GENEVA, Switzerland (CMC) — While no Caribbean country has to date reported any case of the Monkeypox virus, the World Health Organisation (WHO) says the outbreak that has been reported in 16 countries and several regions of the world can still be contained and that the overall risk of transmission is low.
“What we know from this virus and these modes of transmission, this outbreak can still be contained; it is the objective of the World Health Organization and member states to contain this outbreak and to stop it,” said Dr Rosamund Lewis, head of the smallpox team, which is part of the WHO Emergencies Programme.
“The risk to the general public, therefore, appears to be low, because we know that the main modes of transmission have been as described in the past.”
Latest data from WHO member states indicate more than 250 confirmed and suspected cases of Monkeypox from 16 countries and several WHO regions.
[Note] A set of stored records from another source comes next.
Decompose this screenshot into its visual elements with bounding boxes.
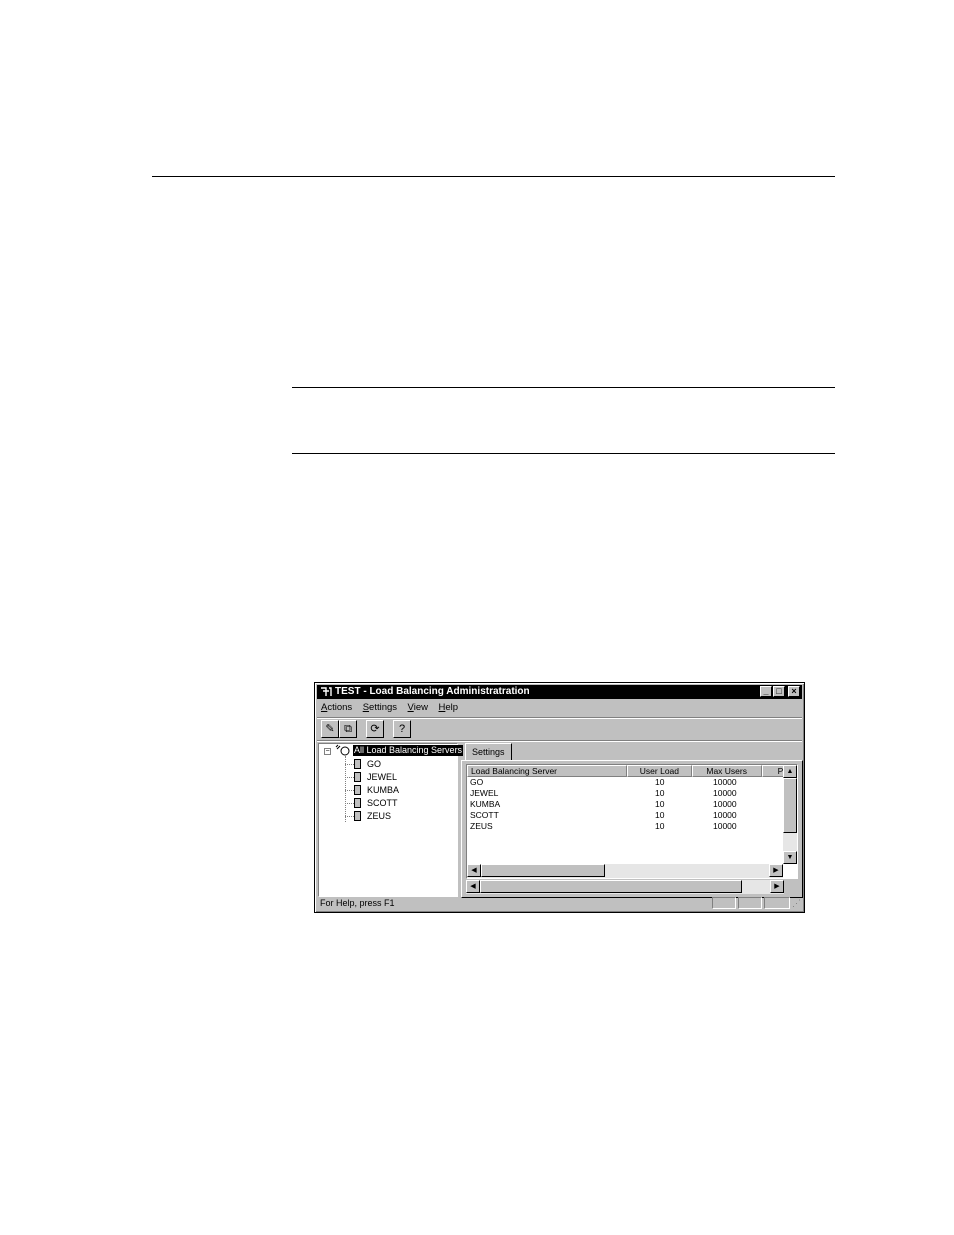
table-row[interactable]: SCOTT 10 10000 (467, 810, 787, 821)
cell-max-users: 10000 (713, 788, 737, 798)
server-icon (354, 798, 361, 808)
pencil-icon[interactable]: ✎ (321, 720, 339, 738)
scroll-left-icon[interactable]: ◀ (466, 880, 480, 893)
scroll-left-icon[interactable]: ◀ (467, 864, 481, 877)
server-icon (354, 759, 361, 769)
tree-item-label: ZEUS (367, 811, 392, 821)
cell-user-load: 10 (655, 777, 665, 787)
status-pane (738, 897, 762, 909)
server-icon (354, 785, 361, 795)
server-icon (354, 811, 361, 821)
app-icon (319, 686, 333, 698)
cell-user-load: 10 (655, 821, 665, 831)
menu-actions[interactable]: Actions (321, 702, 352, 713)
server-list[interactable]: Load Balancing Server User Load Max User… (466, 764, 798, 879)
table-row[interactable]: JEWEL 10 10000 (467, 788, 787, 799)
tree-branch (345, 816, 354, 817)
tab-settings[interactable]: Settings (465, 743, 512, 760)
note-bottom-rule (292, 453, 835, 454)
server-tree[interactable]: − All Load Balancing Servers GO JEWEL KU… (318, 743, 464, 897)
details-pane: Settings Load Balancing Server User Load… (461, 742, 803, 898)
toolbar-divider (317, 717, 802, 719)
cell-user-load: 10 (655, 788, 665, 798)
tree-item-label: GO (367, 759, 382, 769)
refresh-icon[interactable]: ⟳ (366, 720, 384, 738)
cell-max-users: 10000 (713, 810, 737, 820)
cell-server: SCOTT (470, 810, 499, 820)
table-row[interactable]: ZEUS 10 10000 (467, 821, 787, 832)
scroll-down-icon[interactable]: ▼ (783, 851, 797, 864)
status-bar: For Help, press F1 ⋰ (317, 896, 802, 910)
cell-max-users: 10000 (713, 777, 737, 787)
tree-item-label: KUMBA (367, 785, 400, 795)
cell-server: JEWEL (470, 788, 499, 798)
table-row[interactable]: KUMBA 10 10000 (467, 799, 787, 810)
column-header-max-users[interactable]: Max Users (692, 765, 762, 777)
resize-grip-icon[interactable]: ⋰ (792, 898, 801, 909)
column-header-server[interactable]: Load Balancing Server (467, 765, 627, 777)
list-header: Load Balancing Server User Load Max User… (467, 765, 792, 777)
maximize-button[interactable]: □ (773, 686, 785, 697)
server-group-icon (334, 744, 352, 756)
tree-connector (345, 756, 346, 822)
tree-branch (345, 777, 354, 778)
horizontal-scroll-thumb[interactable] (481, 864, 605, 877)
close-button[interactable]: × (788, 686, 800, 697)
cell-max-users: 10000 (713, 821, 737, 831)
status-pane (764, 897, 790, 909)
scroll-right-icon[interactable]: ▶ (770, 880, 784, 893)
tree-item-label: SCOTT (367, 798, 398, 808)
table-row[interactable]: GO 10 10000 (467, 777, 787, 788)
help-icon[interactable]: ? (393, 720, 411, 738)
tree-branch (345, 790, 354, 791)
load-balancing-window: TEST - Load Balancing Administratration … (314, 682, 805, 913)
tree-branch (345, 803, 354, 804)
cell-max-users: 10000 (713, 799, 737, 809)
list-horizontal-scrollbar[interactable]: ◀ ▶ (467, 864, 783, 878)
tree-item-label: JEWEL (367, 772, 398, 782)
tree-root-all-servers[interactable]: All Load Balancing Servers (353, 745, 464, 756)
tree-branch (345, 764, 354, 765)
vertical-scroll-thumb[interactable] (783, 778, 797, 833)
scroll-right-icon[interactable]: ▶ (769, 864, 783, 877)
scroll-up-icon[interactable]: ▲ (783, 765, 797, 778)
status-pane (712, 897, 736, 909)
server-icon (354, 772, 361, 782)
menu-help[interactable]: Help (439, 702, 459, 713)
cell-server: GO (470, 777, 484, 787)
cell-user-load: 10 (655, 799, 665, 809)
title-bar[interactable]: TEST - Load Balancing Administratration … (317, 685, 802, 699)
window-title: TEST - Load Balancing Administratration (335, 686, 530, 697)
cell-user-load: 10 (655, 810, 665, 820)
cell-server: KUMBA (470, 799, 501, 809)
status-text: For Help, press F1 (320, 898, 395, 908)
menu-bar: Actions Settings View Help (321, 702, 466, 716)
pane-horizontal-scrollbar[interactable]: ◀ ▶ (466, 880, 784, 894)
copy-icon[interactable]: ⧉ (339, 720, 357, 738)
tab-panel: Load Balancing Server User Load Max User… (461, 760, 803, 898)
page-top-rule (152, 176, 835, 177)
menu-settings[interactable]: Settings (363, 702, 397, 713)
list-vertical-scrollbar[interactable]: ▲ ▼ (783, 765, 797, 864)
menu-view[interactable]: View (408, 702, 428, 713)
note-top-rule (292, 387, 835, 388)
tree-collapse-toggle[interactable]: − (324, 748, 331, 755)
minimize-button[interactable]: _ (760, 686, 772, 697)
column-header-user-load[interactable]: User Load (627, 765, 692, 777)
pane-scroll-thumb[interactable] (480, 880, 742, 893)
cell-server: ZEUS (470, 821, 493, 831)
WHO said symptoms can be very similar to those experienced by smallpox patients, although they are less clinically severe, albeit visually dramatic, with raised pustules and fever in the most severe cases that can last from two to four weeks.
According to the UN health agency, this Monkeypox outbreak has been transmitted primarily by close skin-to-skin contact, although the virus can also be passed by breath droplets and contaminated bedding.
WHO said the incubation period of Monkeypox is usually from six to 13 days but can range from five to 21 days.
“We don’t yet have the information as to whether this would be transmitted through body fluids,” said Dr Lewis before urging potentially at-risk groups to “be mindful” when in close contact with others.
To warn against stigmatising those who fall sick from the virus, the UN health agency insisted that, although most cases of infection have been linked primarily to men who have sex with men, this is probably because they are more proactive in seeking healthcare advice than others.
The disease “can affect anyone and (it) is not associated with any particular group of people,” Dr Lewis told journalists, stressing that what is unusual about this outbreak is that “countries that are reporting Monkeypox now are countries that do not normally have outbreaks of Monkeypox”.
“There are several countries in which this disease is endemic: Central African Republic, Democratic Republic of the Congo, Nigeria and Cameroon are reporting cases at the moment and there are other countries that have reported cases in the past,” Dr Lewis said.
Although vaccination against smallpox protected Monkeypox in the past, people younger than 40 to 50 years of age today may be more susceptible to Monkeypox infection, as smallpox vaccination campaigns ended globally after the disease was eradicated in 1980, WHO said.
Although the WHO is being asked to keep stocks of smallpox vaccine in case of a new outbreak of the disease, Dr Lewis said that “it’s been 40 years, and these stockpiles may need to be refreshed — they certainly need to be revisited — and WHO has been working on that and has been looking at that also now”.
“Most of the animals that are susceptible to Monkeypox are in fact rodents, Gambian giant pouched rats, dormice, prairie dogs; those are the types of animals from which there may be spillover — a zoonotic spillover — from animals into people who may be going into the forest, or who may be coming in contact with the virus from a zoonotic route,” Dr Lewis said.